Este modelo no busca producir alimentos sino ganancias. El capitalismo no habilitará a una producción democrática y soberana de alimentos, sino que tenderá constantemente al control concentrado de comida. Por eso, uno de los grandes problemas a atacar es el discurso de que es posible la coexistencia de estas dos formas de producir. Es evidente que NO PUEDEN COEXISTIR, porque en su necesidad de generar ganancias la producción de granos para commodities arrasa con TODO.

Nos quieren convencer de que para paliar la crisis “mejor alguito que nada”, que aceptemos lo que hay, nos llenemos las panzas y después discutamos qué futuro queremos. Pero el futuro se construye ahora. Y DEBEMOS exigir que no se nos impongan soluciones a medias tintas. Porque esas “soluciones” ya han demostrado que no resuelven nada, los parches de corto plazo nos vuelven a llevar, menos de dos décadas después, al mismo punto de partida.

Estamos convencidos/as que las propuestas políticas de salida capitalista son un callejón sin salida que nos expone a más hambre, enfermedades y a la desaparición de nuestros espacios de vida. Si la política de Estado es el agronegocio, la agroecología estatal no pasará de ser un maquillaje, un engaño.

Por eso venimos construyendo las herramientas para dar un debate EN SERIO sobre cuál queremos que sea la salida a esta crisis.

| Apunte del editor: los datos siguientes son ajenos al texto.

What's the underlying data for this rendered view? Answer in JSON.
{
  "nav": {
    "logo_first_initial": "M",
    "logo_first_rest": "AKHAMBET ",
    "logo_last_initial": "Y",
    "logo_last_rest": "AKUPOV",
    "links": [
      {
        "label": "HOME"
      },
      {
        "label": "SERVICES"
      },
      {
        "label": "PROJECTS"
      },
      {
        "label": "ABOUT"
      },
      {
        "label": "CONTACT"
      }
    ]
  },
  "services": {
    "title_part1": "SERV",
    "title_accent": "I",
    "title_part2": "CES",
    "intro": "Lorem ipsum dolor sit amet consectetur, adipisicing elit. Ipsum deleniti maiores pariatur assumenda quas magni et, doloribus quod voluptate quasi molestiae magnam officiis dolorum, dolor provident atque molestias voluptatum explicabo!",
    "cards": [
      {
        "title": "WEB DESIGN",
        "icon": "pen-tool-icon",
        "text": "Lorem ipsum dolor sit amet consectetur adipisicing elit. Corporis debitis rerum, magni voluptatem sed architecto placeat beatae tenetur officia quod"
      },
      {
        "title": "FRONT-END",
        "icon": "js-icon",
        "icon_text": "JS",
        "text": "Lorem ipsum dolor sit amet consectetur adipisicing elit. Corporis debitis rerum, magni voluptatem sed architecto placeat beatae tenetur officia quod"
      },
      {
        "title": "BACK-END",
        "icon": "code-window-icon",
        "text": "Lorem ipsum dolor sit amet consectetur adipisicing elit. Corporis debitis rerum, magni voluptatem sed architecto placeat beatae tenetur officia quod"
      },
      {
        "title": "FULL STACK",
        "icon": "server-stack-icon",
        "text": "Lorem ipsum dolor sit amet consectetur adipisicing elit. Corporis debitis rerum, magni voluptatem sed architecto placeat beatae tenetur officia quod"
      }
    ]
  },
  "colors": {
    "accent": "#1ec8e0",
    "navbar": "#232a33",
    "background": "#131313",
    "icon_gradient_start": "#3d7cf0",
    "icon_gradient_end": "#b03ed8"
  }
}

Hoy, más que nunca, el reclamo de una Soberanía Alimentaria de los Pueblos es fundamental. La necesidad de la distribución de tierras, la libre circulación de las semillas, la protección de las producciones agroecológicas, la decisión de productores y productoras y consumidores y consumidoras de cuáles queremos que sean nuestros alimentos y cómo queremos producirlos son aspectos centrales para pensar el presente y el futuro. Y desde ahí nos paramos para dar la pelea en todo ámbito de disputa, porque sabemos que tarde o temprano venceremos, como ganó el pueblo de Malvinas Argentinas en Córdoba, echando a Monsanto. Para ello es central la unidad de quienes luchamos.

Nos mueve la convicción de que NO HAY SOBERANÍA ALIMENTARIA POSIBLE SI HAY AGRONEGOCIO

Multisectorial contra el Agronegocio – la 41

MAIZ (Movimiento Amplio de Izquierda) 

SUBVERSIÓN

  

1 comentario:

  1. Acuerdo con la descripción, el recorrido histórico de como se fue profundizando la crisis alimentaria, afectando la salud de las comunidades por este modo productivo que todavía no se puede erradicar. Aunque también podemos recuperar a los grupos y comunidades que realizamos otras prácticas. Estamos creciendo, y a eso hay que darle valor. Estamos participando, movilizandonos, informando, vinculandobos, aprendiendo.